In this meta-analysis, return of spontaneous circulation was more likely when chest compressions were delivered by a mechanical device than manually.
When applied properly, mechanical devices provide consistent and effective chest compressions; no risk for provider fatigue; and the opportunity for concurrent defibrillation, thereby reducing time to shock. Investigators performed a meta-analysis of controlled (randomized, historical, or case-control) trials in humans to compare prehospital cardiopulmonary resuscitation (CPR) using a mechanical chest compression device versus manual compressions.

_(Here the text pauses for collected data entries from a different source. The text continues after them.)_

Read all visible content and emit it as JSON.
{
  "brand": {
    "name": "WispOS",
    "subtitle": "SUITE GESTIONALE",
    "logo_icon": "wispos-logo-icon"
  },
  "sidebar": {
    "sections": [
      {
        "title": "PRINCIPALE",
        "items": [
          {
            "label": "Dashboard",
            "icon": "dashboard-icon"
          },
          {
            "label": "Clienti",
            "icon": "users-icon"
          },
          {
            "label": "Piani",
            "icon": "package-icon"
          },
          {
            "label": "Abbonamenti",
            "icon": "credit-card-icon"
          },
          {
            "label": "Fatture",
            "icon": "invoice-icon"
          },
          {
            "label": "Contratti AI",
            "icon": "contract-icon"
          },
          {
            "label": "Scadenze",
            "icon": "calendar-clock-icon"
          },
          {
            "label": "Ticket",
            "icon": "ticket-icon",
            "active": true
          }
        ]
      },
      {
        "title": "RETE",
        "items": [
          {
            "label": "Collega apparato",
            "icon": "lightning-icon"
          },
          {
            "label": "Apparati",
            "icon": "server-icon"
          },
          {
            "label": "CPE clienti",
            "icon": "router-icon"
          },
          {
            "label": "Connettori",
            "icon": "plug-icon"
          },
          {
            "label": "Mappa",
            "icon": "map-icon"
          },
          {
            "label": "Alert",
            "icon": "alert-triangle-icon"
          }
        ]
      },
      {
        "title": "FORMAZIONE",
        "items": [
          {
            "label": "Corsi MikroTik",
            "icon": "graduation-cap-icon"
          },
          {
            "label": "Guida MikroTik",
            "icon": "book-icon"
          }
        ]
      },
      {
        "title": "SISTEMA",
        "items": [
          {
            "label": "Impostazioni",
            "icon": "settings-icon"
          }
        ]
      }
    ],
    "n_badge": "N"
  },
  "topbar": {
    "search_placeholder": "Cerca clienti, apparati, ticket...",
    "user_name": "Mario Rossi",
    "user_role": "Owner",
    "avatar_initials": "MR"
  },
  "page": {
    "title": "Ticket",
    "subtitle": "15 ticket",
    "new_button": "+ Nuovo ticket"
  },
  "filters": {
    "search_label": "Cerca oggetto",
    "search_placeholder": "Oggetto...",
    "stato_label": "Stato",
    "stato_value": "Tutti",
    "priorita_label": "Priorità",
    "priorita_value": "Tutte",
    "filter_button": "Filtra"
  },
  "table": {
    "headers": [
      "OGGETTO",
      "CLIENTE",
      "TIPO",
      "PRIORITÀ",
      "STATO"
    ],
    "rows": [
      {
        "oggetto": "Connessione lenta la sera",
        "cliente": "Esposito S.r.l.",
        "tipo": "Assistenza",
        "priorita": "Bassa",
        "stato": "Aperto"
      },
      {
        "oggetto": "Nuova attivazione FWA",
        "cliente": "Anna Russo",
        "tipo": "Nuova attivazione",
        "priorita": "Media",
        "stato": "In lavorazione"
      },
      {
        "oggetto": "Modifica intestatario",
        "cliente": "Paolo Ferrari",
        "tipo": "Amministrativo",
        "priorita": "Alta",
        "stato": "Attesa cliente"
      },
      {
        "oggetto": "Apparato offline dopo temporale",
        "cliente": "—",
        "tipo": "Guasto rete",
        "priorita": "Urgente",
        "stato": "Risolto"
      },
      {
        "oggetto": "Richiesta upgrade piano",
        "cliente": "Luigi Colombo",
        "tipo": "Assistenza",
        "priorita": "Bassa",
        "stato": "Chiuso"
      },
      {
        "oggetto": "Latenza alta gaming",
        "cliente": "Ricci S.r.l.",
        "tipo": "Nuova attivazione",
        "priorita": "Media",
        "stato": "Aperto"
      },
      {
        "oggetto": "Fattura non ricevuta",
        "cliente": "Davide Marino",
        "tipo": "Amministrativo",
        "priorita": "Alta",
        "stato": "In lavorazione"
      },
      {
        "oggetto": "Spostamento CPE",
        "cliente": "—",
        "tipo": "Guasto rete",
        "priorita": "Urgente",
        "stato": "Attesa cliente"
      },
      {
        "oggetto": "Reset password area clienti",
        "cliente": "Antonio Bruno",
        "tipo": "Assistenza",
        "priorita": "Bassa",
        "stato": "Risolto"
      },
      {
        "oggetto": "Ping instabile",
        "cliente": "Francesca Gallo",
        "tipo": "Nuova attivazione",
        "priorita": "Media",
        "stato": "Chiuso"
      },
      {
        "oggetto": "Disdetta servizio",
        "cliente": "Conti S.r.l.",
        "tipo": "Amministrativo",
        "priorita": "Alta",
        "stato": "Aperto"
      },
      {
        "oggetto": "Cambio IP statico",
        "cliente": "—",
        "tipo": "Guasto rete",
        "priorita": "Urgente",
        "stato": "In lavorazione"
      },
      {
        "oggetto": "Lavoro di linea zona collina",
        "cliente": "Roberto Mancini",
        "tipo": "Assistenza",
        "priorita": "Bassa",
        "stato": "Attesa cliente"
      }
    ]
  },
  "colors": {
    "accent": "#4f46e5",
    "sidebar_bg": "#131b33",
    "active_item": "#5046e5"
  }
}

Of 12 studies meeting entry criteria, 8 involved load-distributing band CPR and 4 used piston-driven CPR, with a total of 6538 patients and 1824 instances of return of spontaneous circulation (ROSC). ROSC was defined as a measurable blood pressure sustained for at least 1 minute. Use of a mechanical device was superior to manual compressions for achieving ROSC (odds ratio, 1.53 overall, 1.62 for load-distributing band CPR, and 1.25 for piston-driven CPR).
Comment: Compression devices have become more lightweight and portable, making them a more attractive option for prehospital resuscitation, where it may be more difficult to achieve consistently adequate manual compressions. Such devices can be expected to similarly outperform humans in the emergency department and hospital settings, too, making a convincing argument for their routine use during resuscitation.